Here in the foreground you see the common Shorts aster,
Symphyotrichum shortii, this is the one you will most likely
see along the roadsides and throughout the open woods forming
a purple mist throughout.

So there's plenty going on while waiting for the fall colors
to fill out, and during what seems like a slow time for
flowers in the glade you may just find something
radically unusual, like an orchid!,and find yourself lying
in the mud oogling and snapping pictures!! Everyone agrees
there's just something about orchids...
This glade was very wet,it's basically a very wide,
very shallow river, normally equivalent to a
dry creek bed and a great quantity of water flows through
here in the wet season, shaping the glade and continuing
to wash away substrate where other cedar glades remain
more stagnant and you don't see so much active erosion.
Water oozes from the gravel,
it trickles from the grass,
it pours through the moss from between the trees,
it cascades between the stones in the paths,
and pours across the limestone flats,

it seems there are suddenly brooks babbling
and pools filling everywhere you look,
in what is normally the driest place in middle Tennessee.
Gattengers Lobelia is still blooming and seeding.
Usually gone by July, it has bloomed all year
in this wet weather.

Spiked gumweeds have also managed a few last minute blooms

And more from the dark side this Halloween season,
muahahaha!!! Here is an endemic roach in the cedar glades,
he has a remarkable vibrant red to black fade coloring,

ew ew ew I know right, roaches, but consider that in this
glade, in their habitat they are functional,beautiful little
critters, and their numbers are balanced by nature.
Some wicked looking mushrooms, fed by the rain,
are devouring the dead, muahahaha!!! and bringing life
to the soil of the karst between the limestone glade areas.

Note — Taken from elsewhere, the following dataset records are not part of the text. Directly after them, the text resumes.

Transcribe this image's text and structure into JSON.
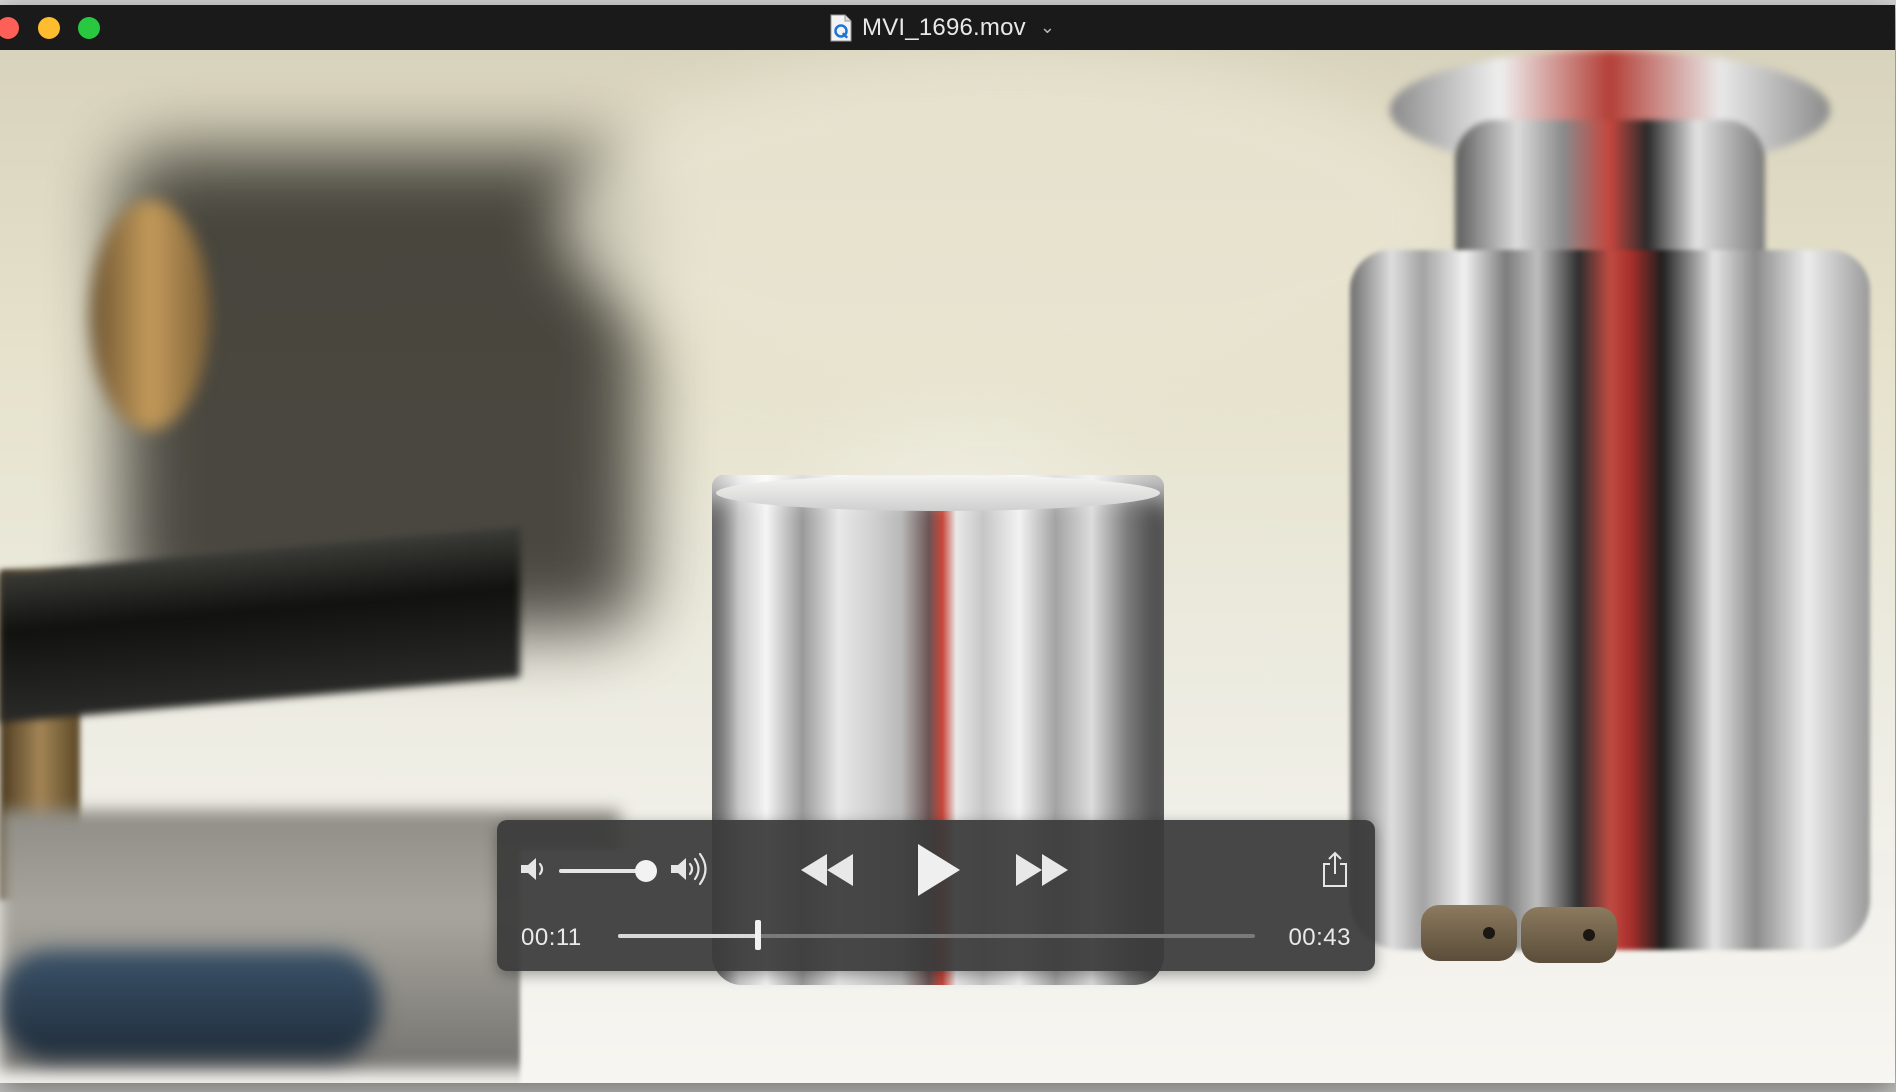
{
  "window": {
    "title": "MVI_1696.mov",
    "title_chevron": "chevron-down-icon",
    "file_icon": "quicktime-document-icon"
  },
  "player": {
    "current_time": "00:11",
    "duration": "00:43",
    "progress_fraction": 0.22,
    "volume_fraction": 0.8,
    "controls": {
      "volume_low_icon": "speaker-low-icon",
      "volume_high_icon": "speaker-high-icon",
      "rewind_icon": "rewind-icon",
      "play_icon": "play-icon",
      "fast_forward_icon": "fast-forward-icon",
      "share_icon": "share-icon"
    }
  },
  "colors": {
    "close": "#fe5f57",
    "minimize": "#febc2e",
    "maximize": "#28c840",
    "hud_background": "#3a3a3a",
    "hud_text": "#e9e9e9"
  }
}
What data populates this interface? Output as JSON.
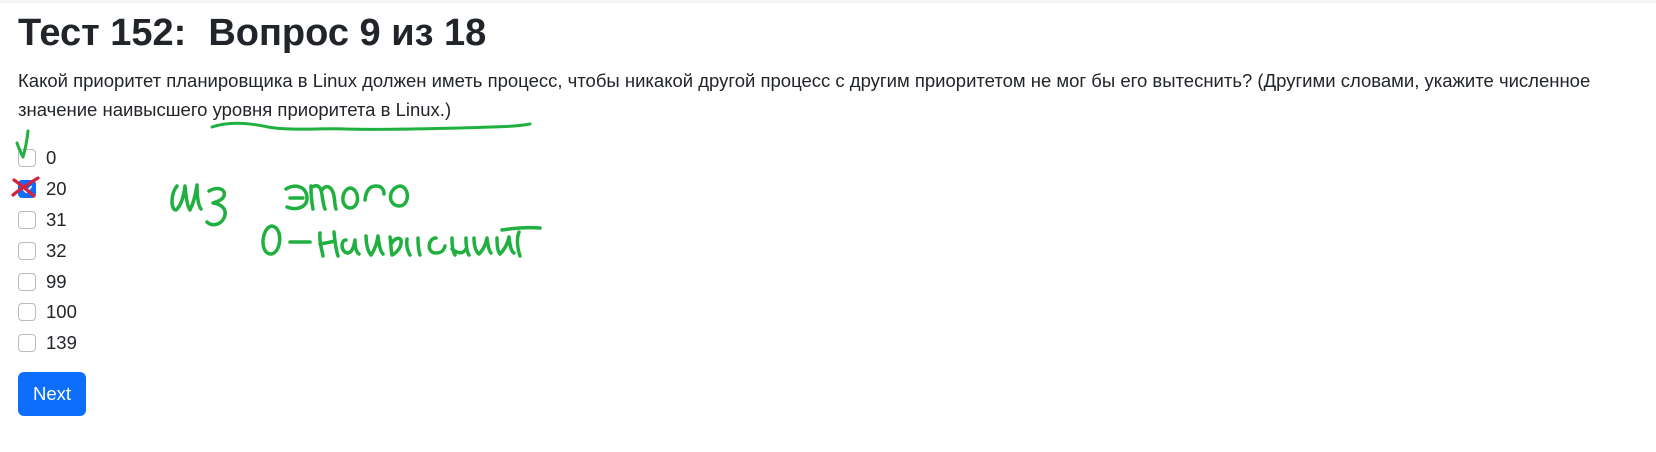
{
  "header": {
    "test_label": "Тест 152:",
    "progress_label": "Вопрос 9 из 18"
  },
  "question": {
    "text": "Какой приоритет планировщика в Linux должен иметь процесс, чтобы никакой другой процесс с другим приоритетом не мог бы его вытеснить? (Другими словами, укажите численное значение наивысшего уровня приоритета в Linux.)"
  },
  "options": [
    {
      "label": "0",
      "checked": false
    },
    {
      "label": "20",
      "checked": true
    },
    {
      "label": "31",
      "checked": false
    },
    {
      "label": "32",
      "checked": false
    },
    {
      "label": "99",
      "checked": false
    },
    {
      "label": "100",
      "checked": false
    },
    {
      "label": "139",
      "checked": false
    }
  ],
  "actions": {
    "next_label": "Next"
  },
  "annotations": {
    "ink_color": "#1fb03f",
    "wrong_mark_color": "#d8203a",
    "note": "из этого 0-наивысший"
  },
  "colors": {
    "accent": "#0d6efd",
    "text": "#212529"
  }
}
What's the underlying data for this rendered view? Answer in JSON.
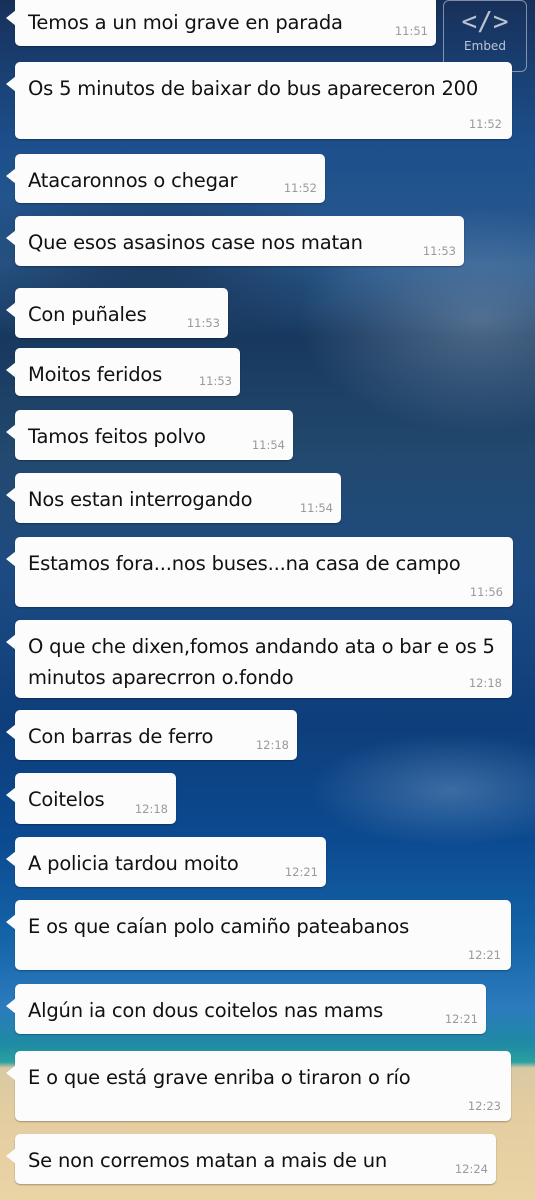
{
  "overlay": {
    "embed_icon": "</>",
    "embed_label": "Embed"
  },
  "messages": [
    {
      "text": "Temos a un moi grave en parada",
      "time": "11:51"
    },
    {
      "text": "Os 5 minutos de baixar do bus apareceron 200",
      "time": "11:52"
    },
    {
      "text": "Atacaronnos o chegar",
      "time": "11:52"
    },
    {
      "text": "Que esos asasinos case nos matan",
      "time": "11:53"
    },
    {
      "text": "Con puñales",
      "time": "11:53"
    },
    {
      "text": "Moitos feridos",
      "time": "11:53"
    },
    {
      "text": "Tamos feitos polvo",
      "time": "11:54"
    },
    {
      "text": "Nos estan interrogando",
      "time": "11:54"
    },
    {
      "text": "Estamos fora...nos buses...na casa de campo",
      "time": "11:56"
    },
    {
      "text": "O que che dixen,fomos andando ata o bar e os 5 minutos aparecrron o.fondo",
      "time": "12:18"
    },
    {
      "text": "Con barras de ferro",
      "time": "12:18"
    },
    {
      "text": "Coitelos",
      "time": "12:18"
    },
    {
      "text": "A policia tardou moito",
      "time": "12:21"
    },
    {
      "text": "E os que caían polo camiño pateabanos",
      "time": "12:21"
    },
    {
      "text": "Algún ia con dous coitelos nas mams",
      "time": "12:21"
    },
    {
      "text": "E o que está grave enriba o tiraron o río",
      "time": "12:23"
    },
    {
      "text": "Se non corremos matan a mais de un",
      "time": "12:24"
    }
  ]
}
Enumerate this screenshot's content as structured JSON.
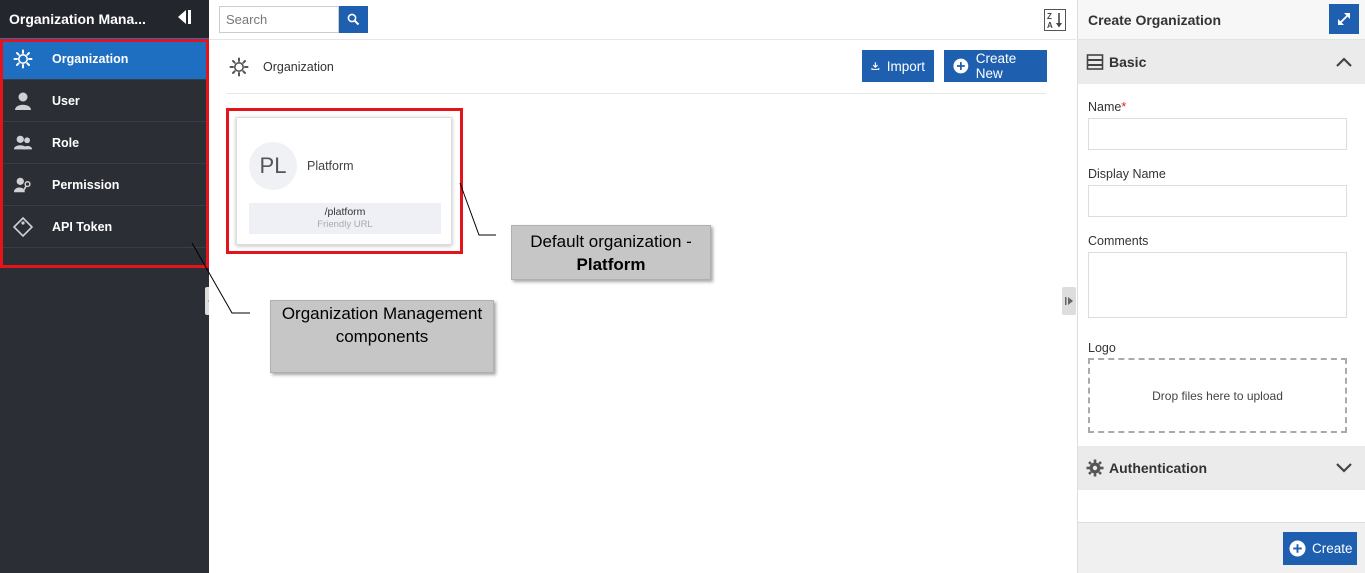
{
  "sidebar": {
    "title": "Organization Mana...",
    "items": [
      {
        "label": "Organization",
        "icon": "gear-icon",
        "active": true
      },
      {
        "label": "User",
        "icon": "user-icon",
        "active": false
      },
      {
        "label": "Role",
        "icon": "users-icon",
        "active": false
      },
      {
        "label": "Permission",
        "icon": "user-key-icon",
        "active": false
      },
      {
        "label": "API Token",
        "icon": "tag-icon",
        "active": false
      }
    ]
  },
  "search": {
    "placeholder": "Search"
  },
  "main": {
    "section_title": "Organization",
    "import_label": "Import",
    "create_new_label": "Create New",
    "card": {
      "initials": "PL",
      "name": "Platform",
      "url": "/platform",
      "url_caption": "Friendly URL"
    }
  },
  "callouts": {
    "org_components": "Organization Management components",
    "default_org_prefix": "Default organization -",
    "default_org_name": "Platform"
  },
  "panel": {
    "title": "Create Organization",
    "basic_section": "Basic",
    "name_label": "Name",
    "required_mark": "*",
    "display_name_label": "Display Name",
    "comments_label": "Comments",
    "logo_label": "Logo",
    "dropzone_text": "Drop files here to upload",
    "auth_section": "Authentication",
    "create_label": "Create"
  },
  "colors": {
    "accent": "#1e5fb0",
    "sidebar_bg": "#2c2e36",
    "active_item": "#1e6fc1",
    "highlight": "#e4141a",
    "callout_bg": "#c6c6c6"
  }
}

All sorts of beauty is washing up in this rain,

Huge snails in a wash collected by an aster.

Relics of an abundant and glorious season of lushness
in the Cedar glades, which have loved the excess rain
this year, unlike other areas which may have suffered.

Opuntia cacti are fruiting heavily, but I'll leave these prickly
boogers for the deer and coons over the winter.

And the promise of another season of bounty to come,
already showing SPROUTS!Widow's cross sedum is
sprouting before winter even comes, over the winter
it will grow low and trail along with these flat wide leaves
Next spring it will grow thick and full, before growing
little stalks with pointy leaves

and blooming along
with a full spring show here in the
Cedar Glades of the Nashville basin.